Medienmitteilung
SNF: Schweizer konsumieren weniger Antibiotika als Europäer
2006-01-16T09:00:00
Bern (ots) - Grosse regionale Schwankungen beim Schweizer
Antibiotikaverbrauch Im europäischen Vergleich konsumieren Schweizerinnen und
Schweizer ambulant wenig Antibiotika. Zwischen den einzelnen
Kantonen bestehen jedoch grosse Unterschiede, wie eine Studie des
Nationalen Forschungsprogramms «Antibiotikaresistenz» (NFP 49)

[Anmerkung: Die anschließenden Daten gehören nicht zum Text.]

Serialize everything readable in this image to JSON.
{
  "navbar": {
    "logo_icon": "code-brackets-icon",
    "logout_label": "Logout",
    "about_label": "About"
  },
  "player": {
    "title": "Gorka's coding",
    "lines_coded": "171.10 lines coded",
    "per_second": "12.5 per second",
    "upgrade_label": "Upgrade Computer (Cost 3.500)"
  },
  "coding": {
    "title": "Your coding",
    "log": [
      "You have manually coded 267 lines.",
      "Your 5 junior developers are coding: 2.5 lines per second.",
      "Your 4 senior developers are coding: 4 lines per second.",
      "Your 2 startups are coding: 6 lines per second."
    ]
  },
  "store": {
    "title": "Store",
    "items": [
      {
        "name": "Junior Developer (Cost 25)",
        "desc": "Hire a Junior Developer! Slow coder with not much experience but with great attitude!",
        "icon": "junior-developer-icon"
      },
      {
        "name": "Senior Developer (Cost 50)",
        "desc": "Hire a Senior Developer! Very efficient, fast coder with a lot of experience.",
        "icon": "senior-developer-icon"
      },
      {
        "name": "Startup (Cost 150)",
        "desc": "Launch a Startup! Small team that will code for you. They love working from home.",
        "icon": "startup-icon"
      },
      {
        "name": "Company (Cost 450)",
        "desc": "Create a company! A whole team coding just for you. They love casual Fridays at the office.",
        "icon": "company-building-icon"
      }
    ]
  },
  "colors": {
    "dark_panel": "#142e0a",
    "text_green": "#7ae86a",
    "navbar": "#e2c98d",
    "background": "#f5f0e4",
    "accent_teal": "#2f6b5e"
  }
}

belegt. Mögliche Faktoren sind die Altersstruktur, die Ärztedichte
und die Bildung. Antibiotika helfen, bakterielle Infektionen zu bekämpfen. Doch
obwohl sie bei Viruserkrankungen wie Grippe oder Erkältung
wirkungslos sind, werden sie von Ärzten häufig auch in diesen
Fällen verschrieben. Dies fördert die Entstehung resistenter
Bakterien und verursacht unnötige Kosten. Im Nationalen Forschungsprogramm «Antibiotikaresistenz» wurde
nun erstmals systematisch der Antibiotikakonsum ausserhalb der
Spitäler in der Schweiz untersucht. Ein Forschungsteam um Massimo
Filippini, Professor an der Wirtschaftsfakultät der Universität
Lugano und am Departement für Management, Technologie und Ökonomie
der ETH Zürich, wertete die Antibiotika-Verkaufszahlen der
einzelnen Kantone aus. Das Resultat der im Fachblatt «Health
Policy»* veröffentlichten Studie: Die Schweizer Ärzte verschreiben
Antibiotika vergleichsweise zurückhaltend. Selbst die Kantone mit
den höchsten Verkaufszahlen liegen deutlich unter dem europäischen
Durchschnitt. Junge und die Praxisdichte treiben den Konsum an
Grosse Unterschiede zwischen den einzelnen Kantonen machen jedoch
klar, dass immer noch unnötig viele Antibiotika geschluckt werden.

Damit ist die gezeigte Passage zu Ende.